Di malam hari yang gelap. Dikala jam sudah menunjukkan pukul 11.35 p.m. di belatara kota Milan yang luas. Sebuah mobil melaju cepat karena kejaran beberapa mobil lainnya yang terlihat mengikuti mobil itu dari belakang. Sambil kejar-kejaran, sesekali terdengar suara tembakan yang memekakkan telinga.
Dor! Dor! Srett!
Mobil hitam yang dikendarai Julian di depan menghalau setiap tembakan musuh dari belakang dengan mudah. Ini bukanlah hal yang tabu untuknya, bahkan mungkin bisa dikatakan sudah menjadi kebiasaan rutinnya.
Mobil itu melesat cepat ke arah utara jalan yang tampak ramai dengan beberapa mobil lainnya. Tanpa menunggu lagi, Julian memanfaatkan situasi dengan menyalip diantara truk dan bus yang maju di sana hingga keberadaan mobilnya sulit dideteksi oleh musuh.
Senyum sinis terbit di bibir pria itu ketika para musuh yang tertinggal di belakang kehilangan jejaknya. Bukan takut menghadapi mereka, Julian hanya menyimpan tenaganya untuk segala kemungkinan yang mungkin akan terjadi setelah ini.
Tepat pukul 00.00 a.m. Julian sampai di pekarangan rumahnya yang terlihat sudah sepi. Pria itu keluar dari mobilnya dengan mata melihat ke arah sekitar dimana biasanya para penjaga masih bergantian menjaga rumah namun sekarang sama sekali tidak tersisa satu orangpun.
Suasana pada malam ini sungguh berbeda. Udara terasa mencekam akibat sunyi yang melanda. Tidak ada pembantu atau orang yang berkeliaran. Julian mulai waspada menatap tajam ke arah depan. Tanpa menunggu lagi ia mulai menapaki anak tangga depan teras rumah menuju pintu utama.
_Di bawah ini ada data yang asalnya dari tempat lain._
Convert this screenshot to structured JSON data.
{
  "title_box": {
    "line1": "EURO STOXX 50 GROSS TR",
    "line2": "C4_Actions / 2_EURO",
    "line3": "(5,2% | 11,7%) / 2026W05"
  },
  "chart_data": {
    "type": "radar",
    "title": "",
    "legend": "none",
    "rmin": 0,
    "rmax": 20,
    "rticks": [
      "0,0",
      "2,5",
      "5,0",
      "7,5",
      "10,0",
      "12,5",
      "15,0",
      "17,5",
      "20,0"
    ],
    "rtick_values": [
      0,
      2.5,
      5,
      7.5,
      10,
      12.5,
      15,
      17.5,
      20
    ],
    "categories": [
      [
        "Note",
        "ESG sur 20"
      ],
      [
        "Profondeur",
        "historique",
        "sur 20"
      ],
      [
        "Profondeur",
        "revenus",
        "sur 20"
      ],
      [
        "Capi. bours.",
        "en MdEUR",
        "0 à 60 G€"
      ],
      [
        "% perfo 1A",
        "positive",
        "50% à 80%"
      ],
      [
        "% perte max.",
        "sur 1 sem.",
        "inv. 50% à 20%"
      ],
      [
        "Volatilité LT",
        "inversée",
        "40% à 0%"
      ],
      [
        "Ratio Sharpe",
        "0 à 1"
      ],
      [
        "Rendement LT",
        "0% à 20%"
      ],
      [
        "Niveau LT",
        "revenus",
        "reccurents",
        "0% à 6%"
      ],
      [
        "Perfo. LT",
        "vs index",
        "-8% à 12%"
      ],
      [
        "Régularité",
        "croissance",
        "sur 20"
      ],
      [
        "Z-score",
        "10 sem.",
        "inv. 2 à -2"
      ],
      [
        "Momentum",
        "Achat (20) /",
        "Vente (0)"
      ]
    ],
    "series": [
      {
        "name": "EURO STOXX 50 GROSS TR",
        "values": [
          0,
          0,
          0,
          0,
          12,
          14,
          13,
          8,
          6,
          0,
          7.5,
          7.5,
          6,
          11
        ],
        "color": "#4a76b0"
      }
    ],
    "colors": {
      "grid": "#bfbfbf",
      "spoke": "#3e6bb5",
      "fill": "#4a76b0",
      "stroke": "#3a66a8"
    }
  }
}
Satu langkah, dua langkah, tiga langkah.
Pria itu berhenti dipijakannya yang ketiga ketika melihat cairan kental di atas lantai teras depan pintu. Badannya ia turunkan dengan kaki yang sebelah ditekuk dan tangannya menyentuh cairan kental itu dan menciumnya. Cahaya yang tamaram membuat Julian tidak bisa menebak warna cairan itu.
Amis, anyir ... Darah.
Kedua matanya berkabut api amarah yang melanda menyadari kalau cairan merah itu ternyata darah. Tanpa bisa menahan amarahnya lagi, Julian bangkit berdiri dengan segenap kobaran api emosi yang siap meledak.
Brakkk! Brugh!
Pintu rumah yang tingginya mencapai tiga meter lebih itu tumbang saat itu juga dalam satu kali terjangan Julian. Suara dentuman runtuhnya pintu bahan kayu jati itu menciptakan suara bising yang keras memekakkan telinga yang mendengarnya.
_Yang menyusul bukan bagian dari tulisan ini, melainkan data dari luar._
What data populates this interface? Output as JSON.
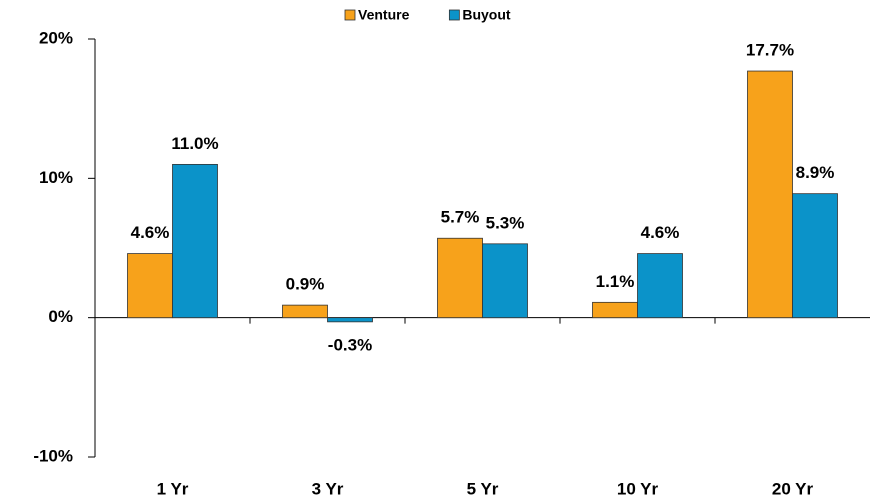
{
  "chart_data": {
    "type": "bar",
    "categories": [
      "1 Yr",
      "3 Yr",
      "5 Yr",
      "10 Yr",
      "20 Yr"
    ],
    "series": [
      {
        "name": "Venture",
        "color": "#f7a21b",
        "values": [
          4.6,
          0.9,
          5.7,
          1.1,
          17.7
        ],
        "value_labels": [
          "4.6%",
          "0.9%",
          "5.7%",
          "1.1%",
          "17.7%"
        ]
      },
      {
        "name": "Buyout",
        "color": "#0b93c9",
        "values": [
          11.0,
          -0.3,
          5.3,
          4.6,
          8.9
        ],
        "value_labels": [
          "11.0%",
          "-0.3%",
          "5.3%",
          "4.6%",
          "8.9%"
        ]
      }
    ],
    "ylim": [
      -10,
      20
    ],
    "yticks": [
      {
        "value": -10,
        "label": "-10%"
      },
      {
        "value": 0,
        "label": "0%"
      },
      {
        "value": 10,
        "label": "10%"
      },
      {
        "value": 20,
        "label": "20%"
      }
    ],
    "legend": "top"
  }
}
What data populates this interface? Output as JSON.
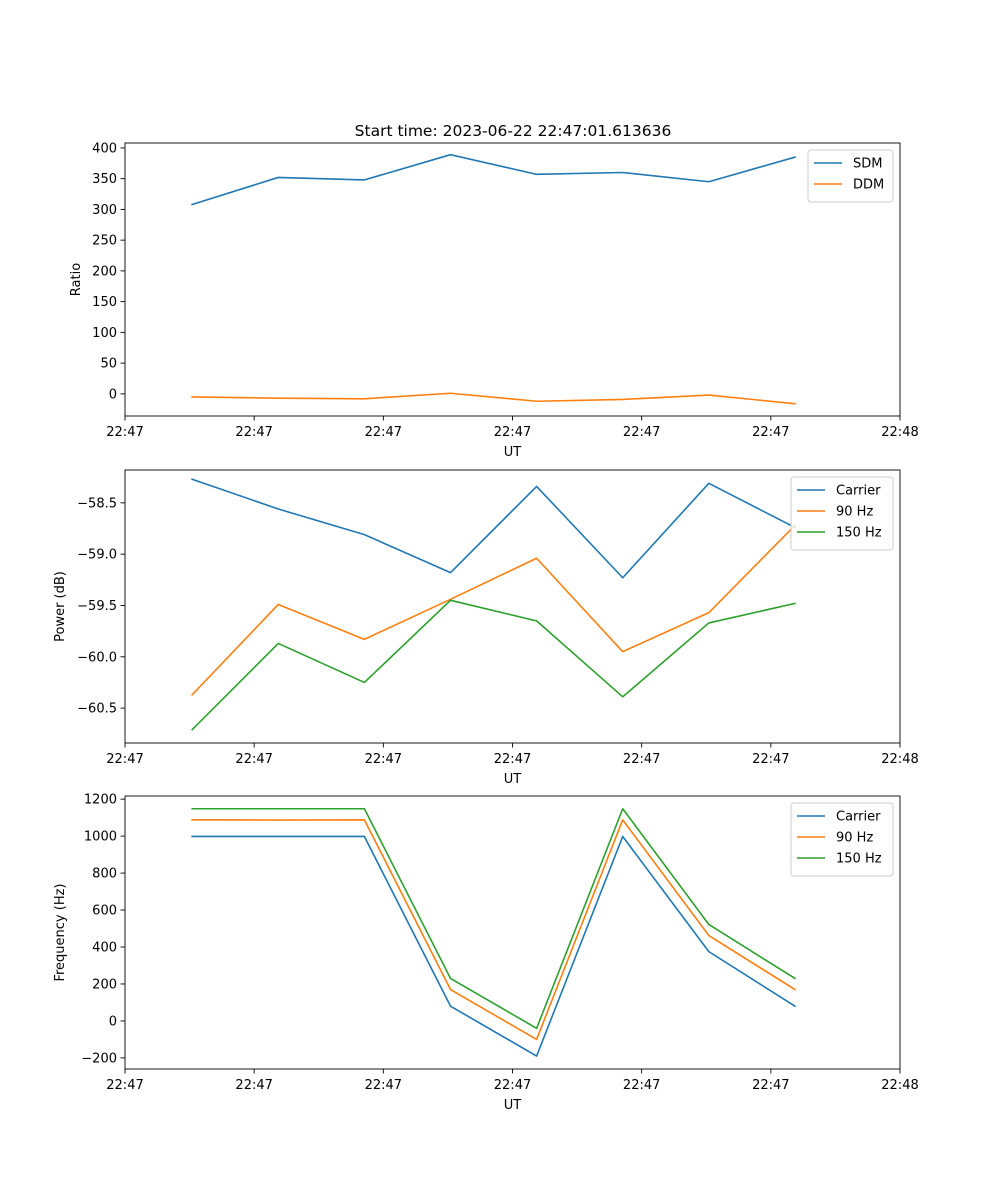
{
  "figure": {
    "title": "Start time: 2023-06-22 22:47:01.613636"
  },
  "chart_data": [
    {
      "type": "line",
      "xlabel": "UT",
      "ylabel": "Ratio",
      "x": [
        1,
        2,
        3,
        4,
        5,
        6,
        7,
        8
      ],
      "xlim": [
        0.22,
        9.22
      ],
      "x_ticks": [
        0.22,
        1.72,
        3.22,
        4.72,
        6.22,
        7.72,
        9.22
      ],
      "x_tick_labels": [
        "22:47",
        "22:47",
        "22:47",
        "22:47",
        "22:47",
        "22:47",
        "22:48"
      ],
      "ylim": [
        -36,
        408
      ],
      "y_ticks": [
        0,
        50,
        100,
        150,
        200,
        250,
        300,
        350,
        400
      ],
      "y_tick_labels": [
        "0",
        "50",
        "100",
        "150",
        "200",
        "250",
        "300",
        "350",
        "400"
      ],
      "legend": "top-right",
      "series": [
        {
          "name": "SDM",
          "color": "#1f77b4",
          "values": [
            308,
            352,
            348,
            389,
            357,
            360,
            345,
            385
          ]
        },
        {
          "name": "DDM",
          "color": "#ff7f0e",
          "values": [
            -5,
            -7,
            -8,
            1,
            -12,
            -9,
            -2,
            -16
          ]
        }
      ]
    },
    {
      "type": "line",
      "xlabel": "UT",
      "ylabel": "Power (dB)",
      "x": [
        1,
        2,
        3,
        4,
        5,
        6,
        7,
        8
      ],
      "xlim": [
        0.22,
        9.22
      ],
      "x_ticks": [
        0.22,
        1.72,
        3.22,
        4.72,
        6.22,
        7.72,
        9.22
      ],
      "x_tick_labels": [
        "22:47",
        "22:47",
        "22:47",
        "22:47",
        "22:47",
        "22:47",
        "22:48"
      ],
      "ylim": [
        -60.84,
        -58.18
      ],
      "y_ticks": [
        -60.5,
        -60.0,
        -59.5,
        -59.0,
        -58.5
      ],
      "y_tick_labels": [
        "−60.5",
        "−60.0",
        "−59.5",
        "−59.0",
        "−58.5"
      ],
      "legend": "top-right",
      "series": [
        {
          "name": "Carrier",
          "color": "#1f77b4",
          "values": [
            -58.27,
            -58.56,
            -58.81,
            -59.18,
            -58.34,
            -59.23,
            -58.31,
            -58.74
          ]
        },
        {
          "name": "90 Hz",
          "color": "#ff7f0e",
          "values": [
            -60.37,
            -59.49,
            -59.83,
            -59.44,
            -59.04,
            -59.95,
            -59.57,
            -58.72
          ]
        },
        {
          "name": "150 Hz",
          "color": "#2ca02c",
          "values": [
            -60.71,
            -59.87,
            -60.25,
            -59.45,
            -59.65,
            -60.39,
            -59.67,
            -59.48
          ]
        }
      ]
    },
    {
      "type": "line",
      "xlabel": "UT",
      "ylabel": "Frequency (Hz)",
      "x": [
        1,
        2,
        3,
        4,
        5,
        6,
        7,
        8
      ],
      "xlim": [
        0.22,
        9.22
      ],
      "x_ticks": [
        0.22,
        1.72,
        3.22,
        4.72,
        6.22,
        7.72,
        9.22
      ],
      "x_tick_labels": [
        "22:47",
        "22:47",
        "22:47",
        "22:47",
        "22:47",
        "22:47",
        "22:48"
      ],
      "ylim": [
        -260,
        1217
      ],
      "y_ticks": [
        -200,
        0,
        200,
        400,
        600,
        800,
        1000,
        1200
      ],
      "y_tick_labels": [
        "−200",
        "0",
        "200",
        "400",
        "600",
        "800",
        "1000",
        "1200"
      ],
      "legend": "top-right",
      "series": [
        {
          "name": "Carrier",
          "color": "#1f77b4",
          "values": [
            998,
            998,
            998,
            80,
            -190,
            998,
            375,
            80
          ]
        },
        {
          "name": "90 Hz",
          "color": "#ff7f0e",
          "values": [
            1088,
            1087,
            1088,
            170,
            -100,
            1088,
            462,
            170
          ]
        },
        {
          "name": "150 Hz",
          "color": "#2ca02c",
          "values": [
            1148,
            1148,
            1148,
            230,
            -40,
            1148,
            522,
            230
          ]
        }
      ]
    }
  ]
}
Para mayat anak buah dan sebagian pelayan yang mati tergelatak di atas lantai berikut darah-darah yang seperti lautan bergelimang di atas lantai teras bawah. Itulah pemandangan pertama yang Julian tangkap oleh matanya ketika pintu yang ia terjang terbuka.
Kedua tangan Julian terkepal erat. Matanya memerah. Urat-urat lehernya menampak. Pria itu seperti harimau buas yang siap menerkam mangsanya.
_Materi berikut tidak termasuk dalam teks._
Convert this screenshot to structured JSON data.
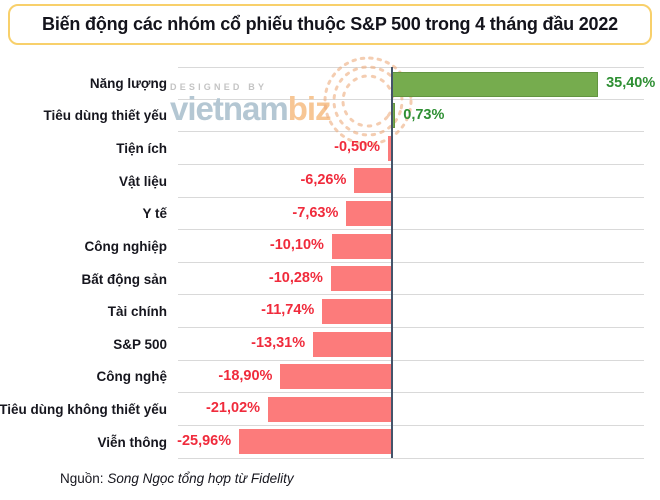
{
  "title": "Biến động các nhóm cổ phiếu thuộc S&P 500 trong 4 tháng đầu 2022",
  "watermark": {
    "designed_by": "DESIGNED BY",
    "brand_primary": "vietnam",
    "brand_secondary": "biz"
  },
  "footer": {
    "label": "Nguồn:",
    "source": "Song Ngọc tổng hợp từ Fidelity"
  },
  "colors": {
    "title_border": "#f8d06b",
    "positive_bar": "#76ac4e",
    "negative_bar": "#fc7b7b",
    "positive_text": "#2e8f33",
    "negative_text": "#f02b3c",
    "gridline": "#d9d9d9",
    "zero_axis": "#44546a",
    "watermark_blue": "#b4c7d3",
    "watermark_orange": "#f7c694"
  },
  "chart_data": {
    "type": "bar",
    "orientation": "horizontal",
    "title": "Biến động các nhóm cổ phiếu thuộc S&P 500 trong 4 tháng đầu 2022",
    "xlabel": "",
    "ylabel": "",
    "xlim": [
      -36.5,
      43
    ],
    "grid": "horizontal-row-separators",
    "legend": "none",
    "categories": [
      "Năng lượng",
      "Tiêu dùng thiết yếu",
      "Tiện ích",
      "Vật liệu",
      "Y tế",
      "Công nghiệp",
      "Bất động sản",
      "Tài chính",
      "S&P 500",
      "Công nghệ",
      "Tiêu dùng không thiết yếu",
      "Viễn thông"
    ],
    "values": [
      35.4,
      0.73,
      -0.5,
      -6.26,
      -7.63,
      -10.1,
      -10.28,
      -11.74,
      -13.31,
      -18.9,
      -21.02,
      -25.96
    ],
    "value_labels": [
      "35,40%",
      "0,73%",
      "-0,50%",
      "-6,26%",
      "-7,63%",
      "-10,10%",
      "-10,28%",
      "-11,74%",
      "-13,31%",
      "-18,90%",
      "-21,02%",
      "-25,96%"
    ]
  }
}
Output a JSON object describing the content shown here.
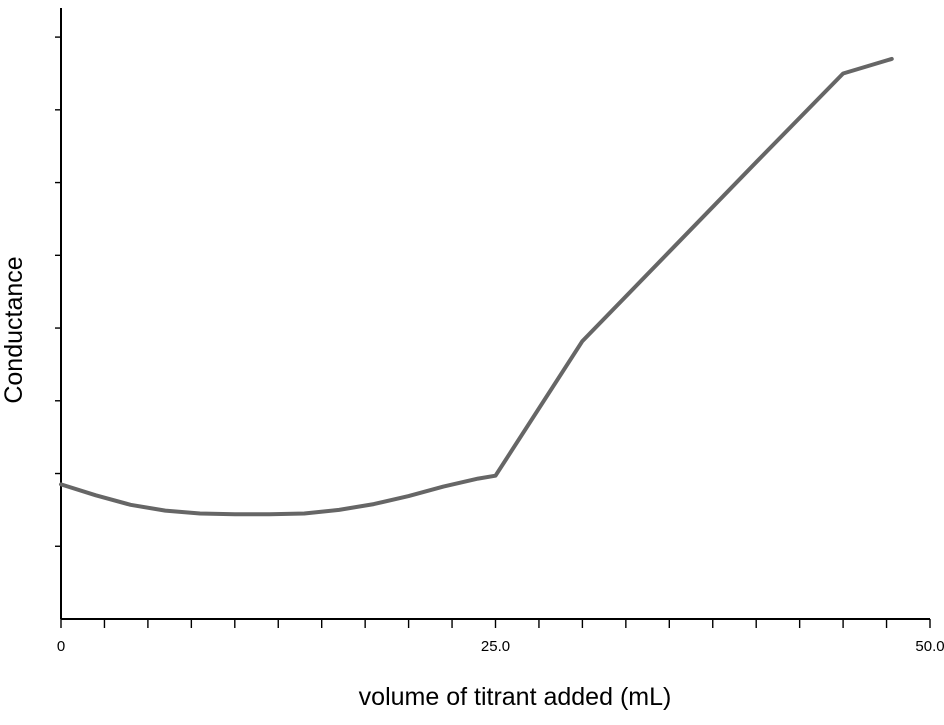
{
  "chart_data": {
    "type": "line",
    "title": "",
    "xlabel": "volume of titrant added (mL)",
    "ylabel": "Conductance",
    "xlim": [
      0,
      50
    ],
    "ylim": [
      0,
      8.4
    ],
    "x_tick_labels": [
      "0",
      "25.0",
      "50.0"
    ],
    "x_tick_label_values": [
      0,
      25,
      50
    ],
    "x_minor_step": 2.5,
    "y_tick_values": [
      1,
      2,
      3,
      4,
      5,
      6,
      7,
      8
    ],
    "y_tick_labels_shown": false,
    "grid": false,
    "legend": "none",
    "series": [
      {
        "color": "#666666",
        "x": [
          0,
          2,
          4,
          6,
          8,
          10,
          12,
          14,
          16,
          18,
          20,
          22,
          24,
          25,
          30,
          35,
          40,
          45,
          47.8
        ],
        "y": [
          1.85,
          1.7,
          1.57,
          1.49,
          1.45,
          1.44,
          1.44,
          1.45,
          1.5,
          1.58,
          1.69,
          1.82,
          1.93,
          1.97,
          3.82,
          5.05,
          6.28,
          7.5,
          7.7
        ]
      }
    ]
  }
}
"KELUAR KALIAN PENGKHIANAT!!! AKU SUDAH TAHU SEMUANYA!!!"
Dengan lantang Julian berteriak menyeruakkan amarah dalam dadanya. Napasnya memburu dengan dada naik turun menahan emosi. Kejadian belakangan ini benar-benar tidak bisa ditoleransi lagi. Matteo benar-benar sudah melampaui batas.
Prok! Prok!
Suara tepuk tangan dari arah tangga mengalihkan atensi Julian. Matteo menuruni tangga dengan begitu santainya dengan sebuah senyum licik yang tersemat di bibirnya. Tidak berselang lama, Darius juga ikut keluar dan melangkah di samping Matteo. Kedua pria itu kompak memasang wajah senangnya ketika mendapati wajah Julian yang memerah menahan amarah karena tindakan mereka.
"Oh, Julian adikku tersayang. Apa kau terkejut dengan semua ini? Aku sengaja ingin memberimu kejutan, Adik." Matteo menekan kata 'adik' jelas sekali pria itu mengejek statusnya.
KAMU SEDANG MEMBACA
Jebakan Sang Mafia [Completed]
Romance[JANGAN LUPA TINGGALKAN JEJAK YA, JANGAN JADI SILENT READERS, PLEASE] PELAGIAT MENJAUH SANAA!!! *** Apa jadinya jika kau dijebak menikah oleh seorang mafia kejam hanya untuk dijadikan pelampiasan balas dendam? "Aku tidak peduli masalah dendammu, kar...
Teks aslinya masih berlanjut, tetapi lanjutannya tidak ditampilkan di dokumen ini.